Responding to the criticisms, Baily - who was chief of the Council of Economic Advisers for the final year and a half of the Clinton administration - emailed the following to Fox:
"The share of nominal value added created in manufacturing has declined steadily. Because the relative price of manufactured goods has declined, the real value added share has not declined in the same way. That was the basic story we wanted to tell, and holds up. Saying the real share is constant may be an overstatement."
He added: "Close to the base year, the comparison of real value added is fine. As you get away from the base year, the calculation goes off, as you point out. I am not sure there is a good way to remedy that problem."
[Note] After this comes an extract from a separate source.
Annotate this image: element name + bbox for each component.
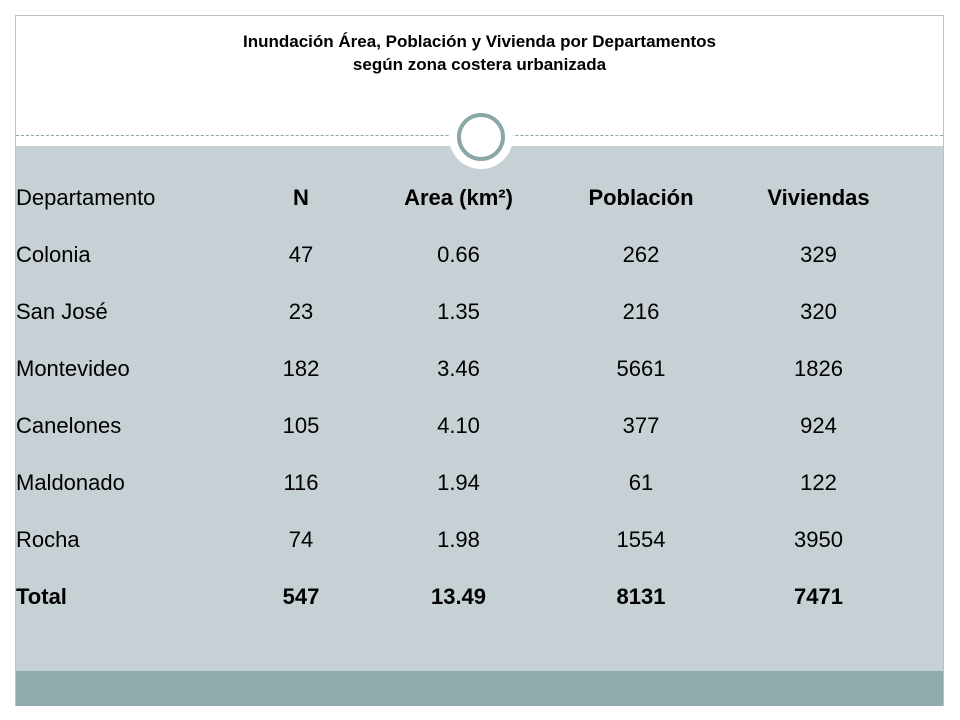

Fox also notes that a lot of recent growth in US manufacturing output can be explained by the arcane way that increasing capabilities for computers and other electronics are calculated, which shows much higher growth than the actual number of such units that were produced.
Fox himself says this: "Manufacturing isn't going away, but its share of the economy is in no meaningful sense the same now as it was in the 1960s."
So the upshot to SCDigest: Apparently no one can calculate it for sure, but manufacturing’s impact on the US economy may be more a little steady than some measures suggest, or at minimum it has not declined quite as precipitously as its share of domestic GDP indicates. But no one is exactly sure. Which is why they call economics the "dismal science."